Today, Maya J’an releases her debut EP blindfaith county, a six-track project that feels deeply personal without ever becoming overly confessional. Built around warm instrumentation and emotionally precise songwriting, the project navigates heartbreak, uncertainty, and the strange comfort people sometimes find in waiting for answers that may never arrive. Alongside the EP, Maya also shares a visualiser for depends, one of the record’s most exposed moments.
“Everyone who lives here is waiting for something: closure, love, relief, safety, God, or themselves.” That is how Maya describes the emotional landscape surrounding blindfaith county, a place shaped by what she calls “softness and tension, stillness and release”. The idea runs through every song on the EP. Cul-de-sac reflects on the loss of her Pasadena hometown following the 2025 Los Angeles fires, while new june, released last month as the final preview of the project, drifts through heartbreak and the temptation to somehow rewrite time itself. Elsewhere, tracks like art of not caring and depends sit inside emotional contradictions rather than trying to escape them.
Part of what makes the EP connect is how naturally Maya allows uncertainty to exist inside the writing. “It’s about learning how to live inside the unanswered,” she explains.
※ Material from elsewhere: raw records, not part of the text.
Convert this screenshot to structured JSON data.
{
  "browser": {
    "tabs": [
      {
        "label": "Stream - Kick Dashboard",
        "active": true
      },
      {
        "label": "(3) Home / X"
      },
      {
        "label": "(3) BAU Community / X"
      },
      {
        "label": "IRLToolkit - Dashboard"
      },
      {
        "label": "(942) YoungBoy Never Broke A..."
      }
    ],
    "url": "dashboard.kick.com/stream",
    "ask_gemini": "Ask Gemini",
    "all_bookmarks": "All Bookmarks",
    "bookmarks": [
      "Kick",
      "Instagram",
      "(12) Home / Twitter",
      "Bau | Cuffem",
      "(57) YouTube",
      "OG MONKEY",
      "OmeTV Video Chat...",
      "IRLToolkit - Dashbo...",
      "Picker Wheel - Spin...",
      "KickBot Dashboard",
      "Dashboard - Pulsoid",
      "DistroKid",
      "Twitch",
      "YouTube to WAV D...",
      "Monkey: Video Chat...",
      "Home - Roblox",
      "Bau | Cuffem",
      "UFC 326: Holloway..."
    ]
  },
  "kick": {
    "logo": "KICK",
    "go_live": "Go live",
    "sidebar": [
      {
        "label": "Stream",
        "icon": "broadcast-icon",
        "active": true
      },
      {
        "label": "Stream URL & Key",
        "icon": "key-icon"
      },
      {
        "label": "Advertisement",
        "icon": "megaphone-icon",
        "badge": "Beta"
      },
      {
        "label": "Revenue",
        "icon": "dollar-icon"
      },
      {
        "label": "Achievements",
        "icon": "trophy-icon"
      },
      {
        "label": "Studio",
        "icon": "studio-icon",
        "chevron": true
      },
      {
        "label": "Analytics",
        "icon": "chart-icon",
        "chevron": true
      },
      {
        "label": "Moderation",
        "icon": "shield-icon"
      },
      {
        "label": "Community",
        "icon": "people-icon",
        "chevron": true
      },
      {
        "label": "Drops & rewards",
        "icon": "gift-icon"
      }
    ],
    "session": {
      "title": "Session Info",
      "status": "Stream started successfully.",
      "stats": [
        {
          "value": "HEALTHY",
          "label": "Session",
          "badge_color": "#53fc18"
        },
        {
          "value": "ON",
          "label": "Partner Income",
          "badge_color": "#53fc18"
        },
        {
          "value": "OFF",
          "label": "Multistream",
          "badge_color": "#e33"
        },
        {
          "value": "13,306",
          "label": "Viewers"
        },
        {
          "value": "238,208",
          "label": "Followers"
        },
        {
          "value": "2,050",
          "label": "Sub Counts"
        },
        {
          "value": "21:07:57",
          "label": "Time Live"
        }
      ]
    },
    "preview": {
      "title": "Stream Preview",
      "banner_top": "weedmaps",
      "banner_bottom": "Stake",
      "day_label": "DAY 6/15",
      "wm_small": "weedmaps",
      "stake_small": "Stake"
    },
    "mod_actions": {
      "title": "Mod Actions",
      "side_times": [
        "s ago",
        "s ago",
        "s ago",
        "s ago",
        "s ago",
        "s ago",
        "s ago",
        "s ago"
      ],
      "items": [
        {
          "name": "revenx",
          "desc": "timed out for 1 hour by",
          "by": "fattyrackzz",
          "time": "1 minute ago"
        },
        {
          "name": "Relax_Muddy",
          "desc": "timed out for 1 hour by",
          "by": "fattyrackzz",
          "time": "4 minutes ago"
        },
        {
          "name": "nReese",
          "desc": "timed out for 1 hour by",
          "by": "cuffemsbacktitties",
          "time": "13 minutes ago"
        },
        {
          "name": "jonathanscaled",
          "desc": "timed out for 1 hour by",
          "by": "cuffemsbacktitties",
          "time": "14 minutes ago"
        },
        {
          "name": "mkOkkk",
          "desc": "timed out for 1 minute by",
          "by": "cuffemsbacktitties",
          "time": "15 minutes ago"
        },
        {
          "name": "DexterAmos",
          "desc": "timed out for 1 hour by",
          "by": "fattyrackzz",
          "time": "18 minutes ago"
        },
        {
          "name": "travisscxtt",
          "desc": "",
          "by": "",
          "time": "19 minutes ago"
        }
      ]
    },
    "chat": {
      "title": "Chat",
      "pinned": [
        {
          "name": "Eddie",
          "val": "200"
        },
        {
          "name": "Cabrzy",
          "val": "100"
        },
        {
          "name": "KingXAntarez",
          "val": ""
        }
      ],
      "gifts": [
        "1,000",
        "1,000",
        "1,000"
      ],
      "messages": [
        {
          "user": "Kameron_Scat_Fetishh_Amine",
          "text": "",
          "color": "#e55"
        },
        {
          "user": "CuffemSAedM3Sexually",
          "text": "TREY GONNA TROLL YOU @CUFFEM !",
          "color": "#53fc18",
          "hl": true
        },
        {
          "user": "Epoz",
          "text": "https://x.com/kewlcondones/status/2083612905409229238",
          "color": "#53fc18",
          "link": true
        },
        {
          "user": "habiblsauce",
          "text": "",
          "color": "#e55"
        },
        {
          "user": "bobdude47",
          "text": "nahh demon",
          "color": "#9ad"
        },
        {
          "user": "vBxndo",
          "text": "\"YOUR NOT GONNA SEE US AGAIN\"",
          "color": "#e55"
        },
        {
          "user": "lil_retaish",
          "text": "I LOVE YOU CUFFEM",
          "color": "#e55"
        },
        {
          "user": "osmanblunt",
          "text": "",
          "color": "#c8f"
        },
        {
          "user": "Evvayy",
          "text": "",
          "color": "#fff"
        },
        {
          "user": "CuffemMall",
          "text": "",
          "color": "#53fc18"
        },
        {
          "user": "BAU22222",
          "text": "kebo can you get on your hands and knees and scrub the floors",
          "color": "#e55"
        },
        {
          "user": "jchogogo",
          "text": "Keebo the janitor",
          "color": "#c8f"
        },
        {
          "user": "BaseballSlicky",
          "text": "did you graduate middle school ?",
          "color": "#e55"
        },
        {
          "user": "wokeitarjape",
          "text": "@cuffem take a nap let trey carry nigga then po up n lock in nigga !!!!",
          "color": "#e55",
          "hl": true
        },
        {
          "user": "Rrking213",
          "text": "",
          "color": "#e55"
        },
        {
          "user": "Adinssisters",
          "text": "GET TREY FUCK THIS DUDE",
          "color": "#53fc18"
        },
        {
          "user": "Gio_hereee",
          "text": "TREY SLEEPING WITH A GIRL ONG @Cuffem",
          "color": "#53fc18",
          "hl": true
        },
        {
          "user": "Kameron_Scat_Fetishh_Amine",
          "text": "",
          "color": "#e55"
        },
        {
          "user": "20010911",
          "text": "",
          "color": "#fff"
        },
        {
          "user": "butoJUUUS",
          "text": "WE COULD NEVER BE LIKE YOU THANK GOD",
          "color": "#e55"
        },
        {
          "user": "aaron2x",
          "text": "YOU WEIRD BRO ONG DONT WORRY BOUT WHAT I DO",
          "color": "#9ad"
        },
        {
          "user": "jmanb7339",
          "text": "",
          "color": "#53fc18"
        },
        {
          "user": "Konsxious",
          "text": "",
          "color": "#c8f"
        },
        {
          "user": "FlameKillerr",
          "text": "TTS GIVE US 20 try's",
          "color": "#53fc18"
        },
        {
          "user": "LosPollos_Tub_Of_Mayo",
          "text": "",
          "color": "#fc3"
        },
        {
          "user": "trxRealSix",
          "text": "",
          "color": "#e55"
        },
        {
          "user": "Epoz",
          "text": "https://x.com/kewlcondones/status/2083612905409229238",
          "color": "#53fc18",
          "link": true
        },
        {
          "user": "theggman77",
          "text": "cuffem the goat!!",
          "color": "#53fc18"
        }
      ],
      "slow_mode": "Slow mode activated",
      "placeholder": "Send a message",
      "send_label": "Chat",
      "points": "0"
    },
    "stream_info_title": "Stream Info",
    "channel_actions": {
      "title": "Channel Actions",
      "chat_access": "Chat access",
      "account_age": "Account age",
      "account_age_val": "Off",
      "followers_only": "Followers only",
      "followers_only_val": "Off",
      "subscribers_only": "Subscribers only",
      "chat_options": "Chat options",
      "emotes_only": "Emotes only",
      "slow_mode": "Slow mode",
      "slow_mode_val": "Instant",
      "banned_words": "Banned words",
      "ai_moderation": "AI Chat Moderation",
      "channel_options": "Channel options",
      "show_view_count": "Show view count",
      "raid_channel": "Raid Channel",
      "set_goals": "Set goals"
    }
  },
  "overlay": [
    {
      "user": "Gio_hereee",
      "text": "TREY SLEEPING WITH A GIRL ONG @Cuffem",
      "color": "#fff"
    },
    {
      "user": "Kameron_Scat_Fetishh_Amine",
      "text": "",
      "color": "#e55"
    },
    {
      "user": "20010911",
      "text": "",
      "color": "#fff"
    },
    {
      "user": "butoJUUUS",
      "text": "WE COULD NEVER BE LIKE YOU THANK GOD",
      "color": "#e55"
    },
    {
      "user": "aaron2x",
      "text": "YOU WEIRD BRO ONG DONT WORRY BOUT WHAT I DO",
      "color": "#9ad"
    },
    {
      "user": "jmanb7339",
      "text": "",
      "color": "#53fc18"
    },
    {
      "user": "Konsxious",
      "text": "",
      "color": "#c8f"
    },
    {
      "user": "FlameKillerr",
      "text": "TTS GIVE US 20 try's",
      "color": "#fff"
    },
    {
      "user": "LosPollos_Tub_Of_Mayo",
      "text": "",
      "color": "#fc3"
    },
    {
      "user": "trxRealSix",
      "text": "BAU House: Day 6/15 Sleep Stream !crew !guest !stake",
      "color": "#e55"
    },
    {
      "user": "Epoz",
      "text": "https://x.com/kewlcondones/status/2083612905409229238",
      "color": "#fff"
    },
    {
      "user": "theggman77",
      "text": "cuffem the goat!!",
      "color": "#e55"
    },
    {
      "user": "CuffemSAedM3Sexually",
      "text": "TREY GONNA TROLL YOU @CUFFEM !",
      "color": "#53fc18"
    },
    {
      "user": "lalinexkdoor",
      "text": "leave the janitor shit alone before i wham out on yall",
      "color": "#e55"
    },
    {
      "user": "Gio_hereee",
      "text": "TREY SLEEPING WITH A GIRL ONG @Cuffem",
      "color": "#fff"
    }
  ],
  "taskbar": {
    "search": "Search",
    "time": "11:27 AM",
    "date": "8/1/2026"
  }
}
Even at its most vulnerable, the project never feels overly dramatic or forced. The emotions arrive quietly, often through passing thoughts and small observations that end up carrying more weight than obvious declarations ever could.
Before returning to her own music, Maya spent years building a strong reputation behind the scenes as a songwriter, collaborating with artists including Pharrell Williams, SAINt JHN and Justine Skye while co-writing Aqyila’s Bloom, which won Contemporary R&B Recording of the Year at the Juno Awards. But blindfaith county feels less like the launch of a new artist and more like somebody finally allowing their identity to fully enter the music. As Maya herself puts it: “Now, I’m trying to infuse my identity into my work.”